Sekarang Kita Ada di Mana?
Oleh: Yusuf Blegur, Pegiat Sosial dan Aktivis Yayasan Human Luhur Berdikari
Ketika kehidupan telah menampilkan kebenaran dan kejahatan saling berhadap-hadapan, maka ada dua kemungkinan yang bisa dilakukan. Memilih salah satu berdasarkan keyakinannya atau mengambil jalan tengah, mencari posisi yang aman bagi kepentingannya. Pilihan terhadap salah satu dari keduanya sama-sama memiliki konsekuensi dan risiko tersendiri. Begitupun yang tidak memilih satupun dari keduanya. Sikap diam dan ambigu dalam mengambil pilihan ini, terkadang memiliki peminat yang banyak dan menggumpal menjadi mayoritas.
Meminjam terminologi Islam, pada narasi Amar Maruf Nahi Munkar, maka sangat jelas sesuatu yang hak tak akan bisa dan tak akan pernah bercampur dengan yang batil. Jangan berupaya meskipun hanya dalam berpikir sekalipun, untuk mencoba menyatukannya. Kebenaran dan kejahatan mengandung nilai, sifat, dan karakter berbeda. Keduanya sama sekali tidak memiliki unsur chemistry, kohesifitas dan apalagi persenyawaan. Seperti kata peribahasa, resan air ke air, resan minyak ke minyak. Menegakkan kebenaran dan melawan kemungkaran merupakan suatu realitas yang dilandasi oleh pemaknaan identitas, eksistensi dan pencapaian tujuan dalam kehidupan. Sebagaimana dalam kaidah moral dan agama. Ada pembeda dan petunjuk tentang jalan kemaslahatan dan jalan kemudharatan.
Jika polarisasi pertarungan kebenaran dan kejahatan itu sudah sampai memasuki ranah friksi, benturan dan konflik. Biasanya memunculkan domain dan irisannya masing-masing. Penetrasinya juga membangun ruang konstelasi dan konfigurasi sendiri. Tentunya akan menampilkan pelaku, strategi dan wilayah pertarungannya. Peta konflik akan meliputi peperangan fisik, peperangan pemikiran dan peperangan aqidah atau keyakinan. Agama, ideologi, ekonomi dan politik biasanya paling rentan menjadi sasaran dan terdampak signifikan dari skenario konflik berkepanjangan.

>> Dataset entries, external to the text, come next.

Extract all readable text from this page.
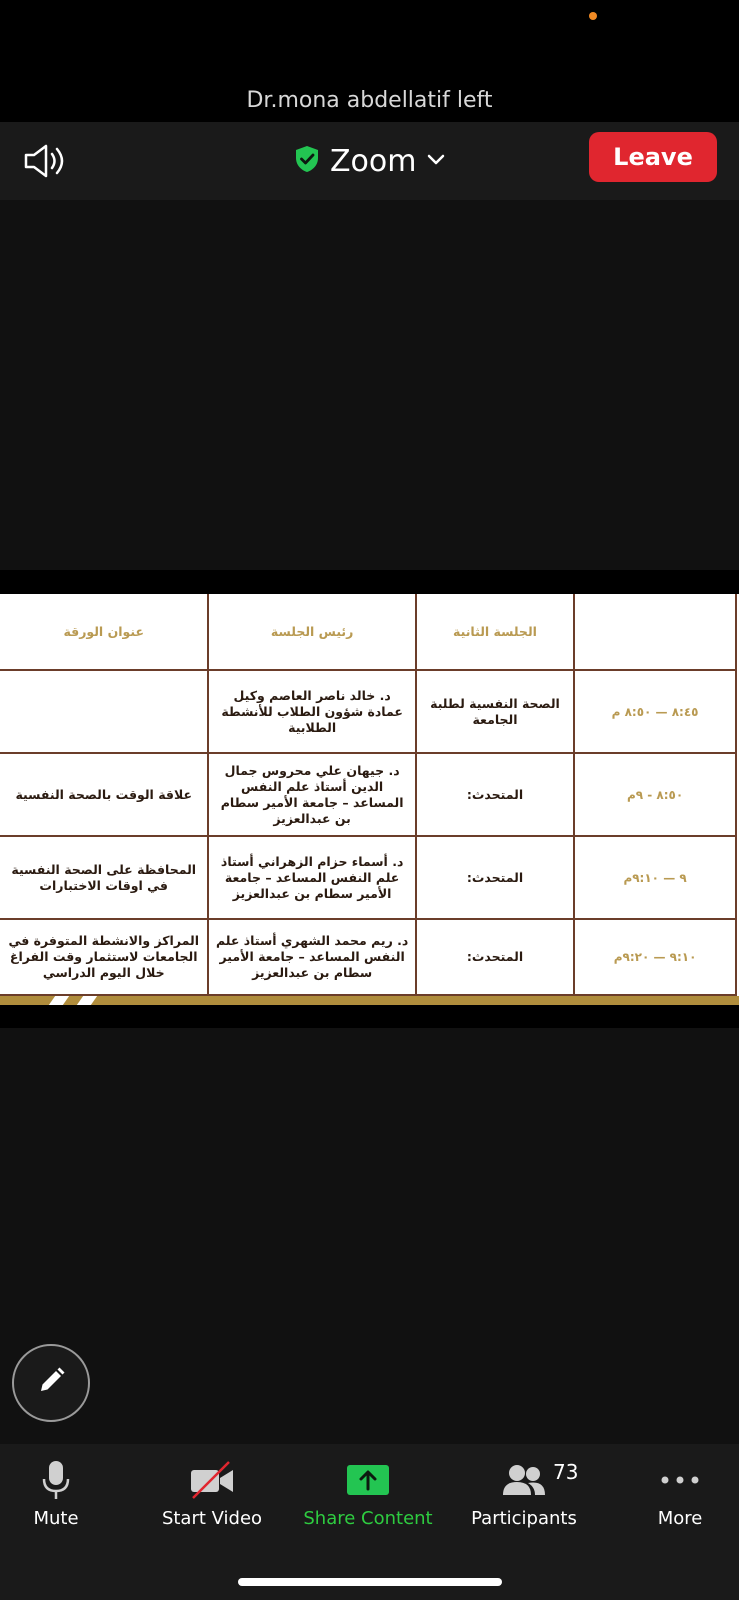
Dr.mona abdellatif left
Zoom	Leave
عنوان الورقة	رئيس الجلسة	الجلسة الثانية	
	د. خالد ناصر العاصم وكيل عمادة شؤون الطلاب للأنشطة الطلابية	الصحة النفسية لطلبة الجامعة	٨:٤٥ — ٨:٥٠ م
علاقة الوقت بالصحة النفسية	د. جيهان علي محروس جمال الدين أستاذ علم النفس المساعد – جامعة الأمير سطام بن عبدالعزيز	المتحدث:	٨:٥٠ - ٩م
المحافظة على الصحة النفسية في اوقات الاختبارات	د. أسماء حزام الزهراني أستاذ علم النفس المساعد – جامعة الأمير سطام بن عبدالعزيز	المتحدث:	٩ — ٩:١٠م
المراكز والانشطة المتوفرة في الجامعات لاستثمار وقت الفراغ خلال اليوم الدراسي	د. ريم محمد الشهري أستاذ علم النفس المساعد – جامعة الأمير سطام بن عبدالعزيز	المتحدث:	٩:١٠ — ٩:٢٠م
Mute	Start Video	Share Content	Participants	More
73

Seiring perkembangan jaman, karakterisik konflik tidak selalu direpresentasikan dengan penggunaan senjata atau kehadiran militer. Sejarah perang yang aliran hulu dan hilirnya mengacu pada kekuasaan. Menggunakan kekuasaan untuk mempertahankan dan mendapatkan kekuasaan yang lebih besar lagi. Kekuasaan yang menunggangi konflik akan sangat fleksibel memenuhi tuntutan jaman. Memenuhi setiap ruang interaksi dan dinamika yang luas.

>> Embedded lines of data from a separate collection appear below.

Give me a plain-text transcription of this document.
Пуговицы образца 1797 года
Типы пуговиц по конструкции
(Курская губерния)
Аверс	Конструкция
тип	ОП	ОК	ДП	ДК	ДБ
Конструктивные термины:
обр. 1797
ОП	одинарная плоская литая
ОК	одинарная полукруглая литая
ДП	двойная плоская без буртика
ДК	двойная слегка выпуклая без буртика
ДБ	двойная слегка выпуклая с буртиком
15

Instrumen digitalisasi juga mengalami dualisme. Selain memudahkan peradaban, juga rentan mengalami distorsi fungsi. Dalam era perang modern, frame digital menggerakan semua perangkat teknologi informasi dan komunikasi. Pengendalian strategi digital pada akhirnya efisien dan efektif dalam mengelola kekuasaan, menciptakan konflik dan melumpuhkan pergerakan.

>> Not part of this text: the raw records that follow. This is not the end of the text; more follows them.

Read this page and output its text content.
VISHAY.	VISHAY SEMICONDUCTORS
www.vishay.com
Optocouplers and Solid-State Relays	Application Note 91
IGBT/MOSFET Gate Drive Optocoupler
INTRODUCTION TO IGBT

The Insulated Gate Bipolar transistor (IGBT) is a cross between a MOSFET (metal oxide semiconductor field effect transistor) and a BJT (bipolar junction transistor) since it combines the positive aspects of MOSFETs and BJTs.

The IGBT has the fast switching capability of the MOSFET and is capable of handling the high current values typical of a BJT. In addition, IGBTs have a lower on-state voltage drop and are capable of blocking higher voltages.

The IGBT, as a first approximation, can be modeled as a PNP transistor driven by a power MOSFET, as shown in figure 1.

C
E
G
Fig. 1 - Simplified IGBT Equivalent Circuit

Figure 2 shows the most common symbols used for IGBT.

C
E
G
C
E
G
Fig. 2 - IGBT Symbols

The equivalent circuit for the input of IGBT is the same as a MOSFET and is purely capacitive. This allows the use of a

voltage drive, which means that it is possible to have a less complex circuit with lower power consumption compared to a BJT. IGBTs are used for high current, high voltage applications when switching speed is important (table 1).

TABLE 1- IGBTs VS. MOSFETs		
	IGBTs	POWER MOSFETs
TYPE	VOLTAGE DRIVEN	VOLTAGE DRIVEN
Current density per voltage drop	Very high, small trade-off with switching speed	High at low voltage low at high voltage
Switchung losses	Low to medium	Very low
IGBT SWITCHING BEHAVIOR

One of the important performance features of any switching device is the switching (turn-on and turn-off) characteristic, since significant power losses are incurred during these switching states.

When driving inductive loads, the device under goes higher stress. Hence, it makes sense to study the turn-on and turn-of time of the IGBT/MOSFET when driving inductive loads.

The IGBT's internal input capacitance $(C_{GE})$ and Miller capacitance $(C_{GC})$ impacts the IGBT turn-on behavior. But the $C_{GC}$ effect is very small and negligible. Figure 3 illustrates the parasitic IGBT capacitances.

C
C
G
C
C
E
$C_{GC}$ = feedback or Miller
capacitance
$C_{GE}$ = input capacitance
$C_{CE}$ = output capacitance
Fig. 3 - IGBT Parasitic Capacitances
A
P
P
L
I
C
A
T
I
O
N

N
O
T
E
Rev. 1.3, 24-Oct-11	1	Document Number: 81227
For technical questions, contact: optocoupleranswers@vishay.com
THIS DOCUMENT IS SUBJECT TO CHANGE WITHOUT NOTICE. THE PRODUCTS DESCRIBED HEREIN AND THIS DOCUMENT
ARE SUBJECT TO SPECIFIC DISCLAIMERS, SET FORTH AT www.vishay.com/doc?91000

Melalui distribusi produk informasi, kampanye dan semua narasi agitasi dan propaganda. Rekayasa teknologi informasi dan komunikasi yang menyimpang. Sejatinya telah menjadi trend perang di era 'new age'. Jejaring udara yang cepat dan memiliki daya jangkau luas dan optimal itu. Hasilnya bisa dirasakan dalam pelbagai pembentukan opini publik yang masif, terstruktur dan sistematik. Pengorganisasian komunikasi dan informasi, dapat menjadi sihir massal yang menghipnotis, memengaruhi sekaligus mengendalikan kesadaran pikiran dan tindakan. Alhasil, rasa permusuhan dan kebencian menjejali interaksi sosial. Kebohongan dan fitnah telah menjadi senjata paling modern dan paling berbahaya bagi peradaban manusia. Tidak sedikit yang mengalami kelumpuhan akal sehat sehat dan keguguran iman, larut menopang kejahatan.
Kamuflase dan manipulasi informasi data yang sesat dan jahat. Bukan hanya berdampak pada penghancuran fisik semata. Daya rusaknya juga mampu menggerogoti nilai-nilai dan norma. Kejahatan informasi yang terus-menerus mengembangbiakan kebohongan dan fitnah. Perlahan tapi pasti menempatkan rasa permusuhan dan kebencian sebagai faktor akselerasi kehancuran negara, bangsa dan agama.
Menyusuri Jalan Kesunyian
Pada akhirnya, setiap pikiran, hati dan jiwa dituntut untuk mengambil posisi dan memainkan peran. Menunjukkan keberaniannya akan keberpihakan. Dalam fase tertentu tak bisa menghindar dan mengelak. Berada pada barisan kecil dan sedikit yang menggusung kebenaran meski tertatih-tatih, atau menyusup dalam hiruk-pikuk istana kejahatan yang megah.
Merasa terasing dan terkadang dikucilkan. Merupakan realitas dari kehidupan yang kuat memegang prinsip dan keyakinan. Hidup menjalani kesepian meski tengah berada di keramaian. Memiliki banyak ruang dan waktu tetapi seperti terisolasi.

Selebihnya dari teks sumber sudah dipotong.